Wenn eine weibliche Katze die Geschlechtsreife erreicht hat, ist sie regelmäßig zur Paarung bereit: Diese Zeit nennt man Rolligkeit. Das typische Verhalten in dieser Phase ist von Katze zu Katze unterschiedlich stark ausgeprägt. Bei Katern spricht man zwar nicht von Rolligkeit, doch auch sie neigen zu liebestollem Verhalten, wenn sie geschlechtsreif sind.

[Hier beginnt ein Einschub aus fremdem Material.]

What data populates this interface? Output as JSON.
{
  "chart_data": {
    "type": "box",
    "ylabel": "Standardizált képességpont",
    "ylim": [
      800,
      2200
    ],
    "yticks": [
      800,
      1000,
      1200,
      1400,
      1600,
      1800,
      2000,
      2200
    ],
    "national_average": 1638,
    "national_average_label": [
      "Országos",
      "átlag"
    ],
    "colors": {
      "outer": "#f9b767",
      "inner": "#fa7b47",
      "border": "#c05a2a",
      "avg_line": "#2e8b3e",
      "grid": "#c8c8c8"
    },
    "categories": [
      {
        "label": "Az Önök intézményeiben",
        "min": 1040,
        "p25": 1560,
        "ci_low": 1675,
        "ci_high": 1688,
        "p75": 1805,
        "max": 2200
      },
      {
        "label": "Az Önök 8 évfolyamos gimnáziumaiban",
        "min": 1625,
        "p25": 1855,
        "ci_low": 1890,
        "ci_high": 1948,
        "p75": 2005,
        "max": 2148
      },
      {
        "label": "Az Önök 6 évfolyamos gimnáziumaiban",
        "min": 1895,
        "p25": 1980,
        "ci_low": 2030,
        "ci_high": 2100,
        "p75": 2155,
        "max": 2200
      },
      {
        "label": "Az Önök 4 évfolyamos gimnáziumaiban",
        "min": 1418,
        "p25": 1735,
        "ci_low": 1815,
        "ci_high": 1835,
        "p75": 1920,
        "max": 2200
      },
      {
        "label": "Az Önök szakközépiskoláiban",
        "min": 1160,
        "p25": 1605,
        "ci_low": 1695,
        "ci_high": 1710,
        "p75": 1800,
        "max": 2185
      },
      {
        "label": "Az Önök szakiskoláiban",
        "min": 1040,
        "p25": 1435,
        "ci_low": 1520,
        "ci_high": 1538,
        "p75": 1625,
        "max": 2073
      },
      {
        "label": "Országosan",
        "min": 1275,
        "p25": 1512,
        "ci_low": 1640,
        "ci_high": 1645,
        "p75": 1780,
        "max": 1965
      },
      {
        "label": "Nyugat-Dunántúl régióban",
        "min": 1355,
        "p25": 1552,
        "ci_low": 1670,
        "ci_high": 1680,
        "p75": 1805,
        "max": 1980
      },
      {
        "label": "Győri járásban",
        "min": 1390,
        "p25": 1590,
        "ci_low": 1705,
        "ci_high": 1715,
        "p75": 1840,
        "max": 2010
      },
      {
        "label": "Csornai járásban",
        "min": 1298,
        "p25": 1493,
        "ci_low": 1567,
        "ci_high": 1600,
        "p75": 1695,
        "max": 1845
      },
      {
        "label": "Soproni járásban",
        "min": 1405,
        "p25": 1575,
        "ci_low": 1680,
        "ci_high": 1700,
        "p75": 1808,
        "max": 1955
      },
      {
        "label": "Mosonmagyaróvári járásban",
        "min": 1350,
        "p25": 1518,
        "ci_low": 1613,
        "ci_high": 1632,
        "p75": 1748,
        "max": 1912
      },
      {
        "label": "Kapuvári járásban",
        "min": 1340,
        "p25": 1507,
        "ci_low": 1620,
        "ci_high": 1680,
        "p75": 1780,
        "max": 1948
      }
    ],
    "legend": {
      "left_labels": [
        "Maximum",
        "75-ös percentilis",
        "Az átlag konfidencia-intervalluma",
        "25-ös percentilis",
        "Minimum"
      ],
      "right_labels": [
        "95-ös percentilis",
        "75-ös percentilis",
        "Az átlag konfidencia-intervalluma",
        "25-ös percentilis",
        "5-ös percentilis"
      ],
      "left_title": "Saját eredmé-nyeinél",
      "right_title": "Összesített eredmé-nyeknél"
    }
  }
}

Die Geschlechtsreife der weiblichen Katze

Der Beginn der Geschlechtsreife ist von Rasse zu Rasse verschieden. In der Regel werden weibliche Katzen im Alter von sechs bis neun Monaten geschlechtsreif, in wenigen Ausnahmen erst mit einem Jahr. Im Gegensatz zu uns Menschen kennen weibliche Katzen keine Wechseljahre. Da ihre Fortpflanzungsfähigkeit bis ins hohe Alter bestehen bleibt, ist es nicht selten, dass eine 15-jährige Katze noch trächtig wird.

Wie oft werden Katzen rollig?

Freigänger-Katzen werden in der Regel zweimal im Jahr für acht bis zehn Tage rollig. Davon sind sie aber nur vier Tage paarungsbereit. Gibt es in dieser Zeit jedoch keine Deckung durch einen Kater, lässt die nächste Rolligkeit meist nicht lange auf sich warten. Es kann passieren, dass Ihre Katze in den darauffolgenden drei Wochen erneut rollig wird. Von September bis Dezember haben Katzen von Natur aus eine Ruheperiode, in der sie nicht rollig werden. Das liegt daran, dass die Paarungs- und Fortpflanzungsbereitschaft bei Katzen durch die Länge des Tageslichts gesteuert wird und wir in diesem Monaten weniger als acht Stunden Tageslicht haben. Katzen, die in den Wintermonaten jedoch täglich mehrere Stunden künstlichem Licht ausgesetzt sind, können auch in der natürlichen Ruhephase rollig werden. Das ist vor allem bei reinen Wohnungskatzen der Fall. Sie können das ganze Jahr rollig werden, weil sie auch mit künstlichem Licht leben. In wenigen Fällen kommt es auch zu einer Dauerrolligkeit.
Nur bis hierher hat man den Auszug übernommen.